Question

If the eccentricity of the hyperbola x² − y² sec²α = 5 is $\sqrt{3}$ times the eccentricity of the ellipse x² sec² α + y² = 25, then α =

(a) $\frac{\mathrm{\pi }}{6}$

(b) $\frac{\mathrm{\pi }}{4}$

(c) $\frac{\mathrm{\pi }}{3}$

(d) $\frac{\mathrm{\pi }}{2}$

Answer 1

(b) $\frac{\mathrm{\pi }}{4}$
The hyperbola $x^2-y^{2}se{c}^2\alpha =5$ can be rewritten in the following way:
$\frac{x^2}{5}-\frac{y^2}{5{\cos }^2\alpha }=1$

This is the standard form of a hyperbola, where $a^2=5\mathrm{and}{b}^2=5{\cos }^2\alpha$.

$$\begin{gathered} \Rightarrow b^2=a^2\left({e_1}^2-1\right) \\ \Rightarrow 5{\cos }^2\alpha =5\left({e_1}^2-1\right) \\ \Rightarrow {e_1}^2={\cos }^2\alpha +1.....\left(1\right) \end{gathered}$$

The ellipse $x^{2}se{c}^2\alpha +y^2=25$ can be rewritten in the following way:
$\frac{x^2}{25{\cos }^2\alpha }+\frac{y^2}{25}=1$

This is the standard form of an ellipse, where $a^2=25\mathrm{and}{b}^2=25{\cos }^2\alpha$.

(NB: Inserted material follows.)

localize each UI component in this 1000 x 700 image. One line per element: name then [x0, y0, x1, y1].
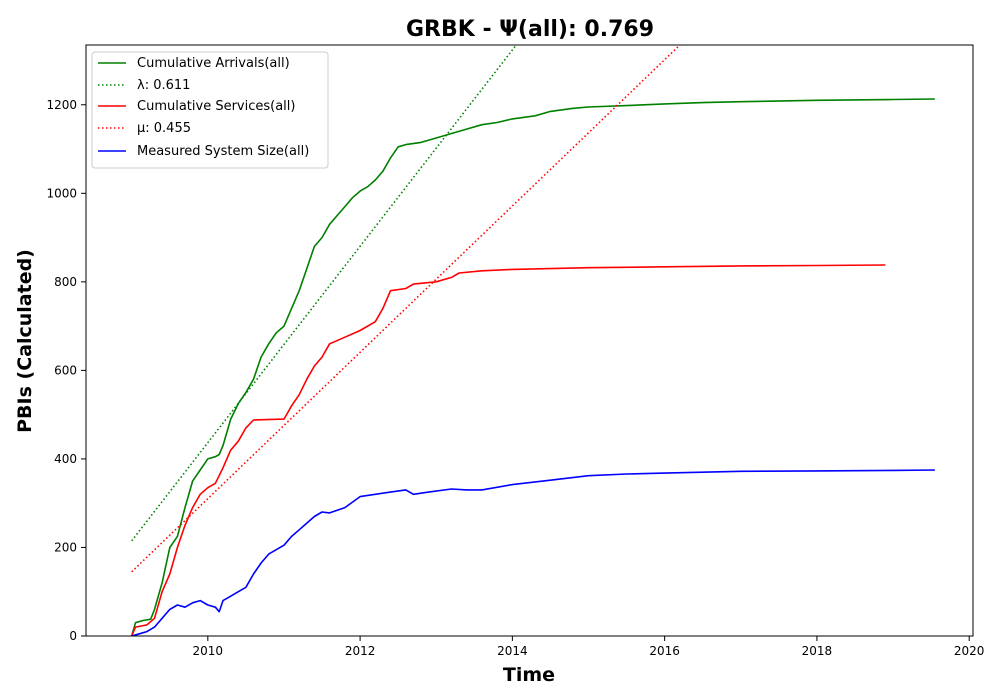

$$\begin{gathered} b^2=a^2\left(1-{e_2}^2\right) \\ \Rightarrow {e_2}^2=1-{\cos }^2\alpha \\ \Rightarrow {e_2}^2={\sin }^2\alpha ......\left(2\right) \end{gathered}$$

According to the question,

$$\begin{gathered} {\cos }^2\alpha +1=3\left({\sin }^2\alpha \right) \\ \Rightarrow 2=4{\sin }^2\alpha \\ \Rightarrow \sin \alpha =\frac{1}{\sqrt{2}} \\ \Rightarrow \alpha =\frac{\mathrm{\pi }}{4} \end{gathered}$$